Recent research has been looking at these causes and risk factors in more depth, with some startling results.
1. Industrialized countries may be missing crucial gut microbes
A study of indigenous tribes found that they have a specific microbe in their gut flora that is missing in the guts of people living in industrialized nations. This missing microbe, Treponema, has been a part of human biology for millions of years. Scientists speculate that the absence of this crucial microbe may explain the rise of some inflammatory diseases such as Crohn’s. Cecil Lewis, co-director of the laboratories of molecular anthropology and microbiome research in the University of Oklahoma College of Arts and Sciences had this to say about the findings:
2. The gut may not heal itself quickly enough
Researchers in the UK found that in some patients with inflammatory bowel disease, the gut had an excess of the protein SOCS3. This protein helps limit inflammation, but in the case of IBD, the increase of SOCS3 had a negative effect on the epithelial lining of the intestinal tract. SOCS3 actually had an inhibitory effect on healing and allowed harmful bacteria to continue to damage the gut. Other research found that the deficit of another type of protein also hindered the gut’s ability to heal itself. It is clear that people with Crohn’s disease have an imbalance in the gut that does not foster protection from harmful bacteria.

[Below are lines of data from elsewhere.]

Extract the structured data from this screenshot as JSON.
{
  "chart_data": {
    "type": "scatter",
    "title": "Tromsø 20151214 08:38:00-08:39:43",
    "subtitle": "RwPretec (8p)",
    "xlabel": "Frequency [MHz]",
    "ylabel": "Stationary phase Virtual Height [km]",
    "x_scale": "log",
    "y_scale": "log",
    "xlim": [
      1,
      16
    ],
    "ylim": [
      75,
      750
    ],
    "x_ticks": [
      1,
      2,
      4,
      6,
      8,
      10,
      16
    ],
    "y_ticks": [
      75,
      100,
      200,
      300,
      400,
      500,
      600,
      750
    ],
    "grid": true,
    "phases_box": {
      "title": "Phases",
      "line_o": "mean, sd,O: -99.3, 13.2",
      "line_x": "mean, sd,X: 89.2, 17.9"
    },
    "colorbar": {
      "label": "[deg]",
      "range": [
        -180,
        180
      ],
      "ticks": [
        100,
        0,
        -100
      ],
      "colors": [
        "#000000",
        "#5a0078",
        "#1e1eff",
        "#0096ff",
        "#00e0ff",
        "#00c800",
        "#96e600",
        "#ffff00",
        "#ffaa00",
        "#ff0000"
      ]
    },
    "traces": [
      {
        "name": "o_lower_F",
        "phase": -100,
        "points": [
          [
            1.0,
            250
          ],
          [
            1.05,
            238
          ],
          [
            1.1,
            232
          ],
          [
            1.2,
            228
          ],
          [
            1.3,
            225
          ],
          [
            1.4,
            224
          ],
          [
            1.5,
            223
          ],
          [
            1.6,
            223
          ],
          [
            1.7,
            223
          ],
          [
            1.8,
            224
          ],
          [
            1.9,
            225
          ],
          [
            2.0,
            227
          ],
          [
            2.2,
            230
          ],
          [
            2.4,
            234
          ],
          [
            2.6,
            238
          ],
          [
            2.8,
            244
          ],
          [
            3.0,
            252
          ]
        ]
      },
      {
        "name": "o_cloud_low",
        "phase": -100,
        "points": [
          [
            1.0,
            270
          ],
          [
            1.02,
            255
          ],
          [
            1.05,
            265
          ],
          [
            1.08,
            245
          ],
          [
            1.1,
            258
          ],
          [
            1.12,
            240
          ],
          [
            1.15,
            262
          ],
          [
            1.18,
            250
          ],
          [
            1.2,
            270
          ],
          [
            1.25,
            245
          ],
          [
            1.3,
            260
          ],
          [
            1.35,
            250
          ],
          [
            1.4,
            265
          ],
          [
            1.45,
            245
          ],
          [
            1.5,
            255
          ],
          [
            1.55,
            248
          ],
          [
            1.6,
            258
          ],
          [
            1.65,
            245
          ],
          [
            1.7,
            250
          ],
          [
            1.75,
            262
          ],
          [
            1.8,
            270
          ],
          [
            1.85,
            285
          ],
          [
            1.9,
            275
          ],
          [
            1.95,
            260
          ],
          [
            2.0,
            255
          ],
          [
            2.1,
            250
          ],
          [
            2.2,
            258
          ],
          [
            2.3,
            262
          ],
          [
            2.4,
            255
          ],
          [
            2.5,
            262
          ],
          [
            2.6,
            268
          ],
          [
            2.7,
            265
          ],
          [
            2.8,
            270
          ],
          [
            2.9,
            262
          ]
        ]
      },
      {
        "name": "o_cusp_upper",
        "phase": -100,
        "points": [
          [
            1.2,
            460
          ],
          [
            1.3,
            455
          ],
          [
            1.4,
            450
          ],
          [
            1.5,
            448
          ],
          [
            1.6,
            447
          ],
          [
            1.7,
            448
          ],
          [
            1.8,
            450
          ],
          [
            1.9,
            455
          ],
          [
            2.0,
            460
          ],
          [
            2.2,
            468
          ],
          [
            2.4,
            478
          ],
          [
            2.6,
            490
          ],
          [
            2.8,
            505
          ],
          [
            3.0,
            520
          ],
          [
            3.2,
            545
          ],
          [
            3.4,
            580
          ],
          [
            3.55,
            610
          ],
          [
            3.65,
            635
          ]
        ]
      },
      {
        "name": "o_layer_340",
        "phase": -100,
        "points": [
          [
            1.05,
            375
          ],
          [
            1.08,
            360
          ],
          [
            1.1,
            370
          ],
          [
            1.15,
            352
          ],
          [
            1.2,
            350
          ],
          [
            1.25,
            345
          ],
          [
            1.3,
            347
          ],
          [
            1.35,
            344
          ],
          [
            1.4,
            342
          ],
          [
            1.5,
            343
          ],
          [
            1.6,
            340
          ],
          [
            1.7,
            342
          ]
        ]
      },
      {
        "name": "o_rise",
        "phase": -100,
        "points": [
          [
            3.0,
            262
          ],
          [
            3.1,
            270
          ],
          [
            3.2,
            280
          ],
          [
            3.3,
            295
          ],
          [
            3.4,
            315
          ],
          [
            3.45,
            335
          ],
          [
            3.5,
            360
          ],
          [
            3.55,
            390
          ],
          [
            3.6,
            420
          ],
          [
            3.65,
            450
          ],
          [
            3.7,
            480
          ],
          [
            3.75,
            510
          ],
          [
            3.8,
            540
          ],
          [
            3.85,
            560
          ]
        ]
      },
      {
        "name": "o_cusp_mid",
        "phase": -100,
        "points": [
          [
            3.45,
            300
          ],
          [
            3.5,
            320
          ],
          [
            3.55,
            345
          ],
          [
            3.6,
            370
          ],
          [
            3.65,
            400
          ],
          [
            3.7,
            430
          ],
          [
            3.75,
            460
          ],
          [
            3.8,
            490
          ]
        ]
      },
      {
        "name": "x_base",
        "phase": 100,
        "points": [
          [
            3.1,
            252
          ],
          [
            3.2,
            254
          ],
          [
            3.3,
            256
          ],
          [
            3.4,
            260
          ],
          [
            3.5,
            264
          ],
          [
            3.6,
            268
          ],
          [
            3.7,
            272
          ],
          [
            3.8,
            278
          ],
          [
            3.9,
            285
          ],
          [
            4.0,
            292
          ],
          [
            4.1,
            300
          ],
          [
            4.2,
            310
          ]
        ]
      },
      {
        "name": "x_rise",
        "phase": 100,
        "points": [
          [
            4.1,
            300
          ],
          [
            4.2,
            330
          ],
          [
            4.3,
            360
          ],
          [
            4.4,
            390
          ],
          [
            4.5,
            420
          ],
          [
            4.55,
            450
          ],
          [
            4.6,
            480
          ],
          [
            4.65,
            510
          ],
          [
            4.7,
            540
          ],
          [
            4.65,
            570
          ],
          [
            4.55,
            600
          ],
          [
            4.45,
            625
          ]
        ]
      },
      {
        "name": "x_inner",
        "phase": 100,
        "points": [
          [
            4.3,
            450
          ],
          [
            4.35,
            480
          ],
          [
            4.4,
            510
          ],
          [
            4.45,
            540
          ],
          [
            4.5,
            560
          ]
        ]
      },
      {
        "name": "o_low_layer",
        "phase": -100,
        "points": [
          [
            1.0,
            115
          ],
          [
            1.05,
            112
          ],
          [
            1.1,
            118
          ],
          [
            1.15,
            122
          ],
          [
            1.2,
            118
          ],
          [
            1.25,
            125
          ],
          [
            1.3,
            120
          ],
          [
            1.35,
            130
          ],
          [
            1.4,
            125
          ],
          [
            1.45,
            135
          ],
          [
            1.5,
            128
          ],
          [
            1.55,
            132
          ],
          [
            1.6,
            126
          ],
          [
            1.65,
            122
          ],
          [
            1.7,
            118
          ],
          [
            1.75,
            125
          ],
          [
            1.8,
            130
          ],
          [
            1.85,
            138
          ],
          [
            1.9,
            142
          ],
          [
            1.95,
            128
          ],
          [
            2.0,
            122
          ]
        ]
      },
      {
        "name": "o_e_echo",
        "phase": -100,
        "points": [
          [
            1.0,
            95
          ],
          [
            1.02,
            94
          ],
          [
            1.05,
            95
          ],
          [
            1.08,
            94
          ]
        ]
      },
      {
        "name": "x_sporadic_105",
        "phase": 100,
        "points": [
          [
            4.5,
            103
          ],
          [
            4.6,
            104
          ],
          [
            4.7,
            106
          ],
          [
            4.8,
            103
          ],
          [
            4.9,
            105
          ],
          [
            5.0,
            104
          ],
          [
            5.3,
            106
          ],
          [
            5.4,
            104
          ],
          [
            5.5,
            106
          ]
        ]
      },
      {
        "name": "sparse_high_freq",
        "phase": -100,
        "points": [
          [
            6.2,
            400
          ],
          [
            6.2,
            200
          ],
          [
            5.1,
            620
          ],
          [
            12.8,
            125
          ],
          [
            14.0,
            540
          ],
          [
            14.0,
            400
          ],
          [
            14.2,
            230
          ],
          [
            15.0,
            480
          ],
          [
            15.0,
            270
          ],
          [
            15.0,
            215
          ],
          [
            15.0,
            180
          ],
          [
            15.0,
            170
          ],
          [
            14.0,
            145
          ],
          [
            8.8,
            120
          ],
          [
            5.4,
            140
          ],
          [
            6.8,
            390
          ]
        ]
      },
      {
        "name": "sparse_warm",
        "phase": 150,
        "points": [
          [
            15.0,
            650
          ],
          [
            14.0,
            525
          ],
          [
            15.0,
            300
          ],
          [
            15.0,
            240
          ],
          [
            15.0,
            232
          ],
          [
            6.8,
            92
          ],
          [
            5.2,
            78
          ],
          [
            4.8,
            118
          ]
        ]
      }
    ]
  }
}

3. The overall gut microbial biome is key
It has been well-established in the research on many different conditions that the gut microbial biome holds the key to good health. New research from Technische Universität München (TUM) further proves that it is balance of the gut biome overall that influences the chances of developing Crohn’s disease, not just the presence of a single beneficial or harmful type bacteria.
Researchers injected the gut microbes of sick mice into the gut of healthy mice and observed as the healthy mice began to exhibit symptoms of Crohn’s disease. Professor Dirk Haller, TUM chair of nutrition and immunology explained it this way:
Along with new research into causes, scientists are working on new potential treatments. Crohn’s disease is chronic with symptomatic periods and periods of remission. The goal with treatment is to increase periods of remission and to address symptoms during disease flare-ups. The drug thalidomide is showing promise in increasing periods of remission in children with Crohn’s disease. Vitamin D supplementation is also yielding good results in treating the disease.
While genetic predisposition increases the chances of developing Crohn’s disease, there are some types of foods to avoid to prevent flare-ups. Maintaining a healthy balance in the gut microbiome with fermented foods, proper nutrition, exercise, and lifestyle changes can also help for not only Crohn’s disease but also for overall health.
If you have symptoms of Crohn’s disease or another inflammatory bowel disease, talk to your doctor to discuss treatment options.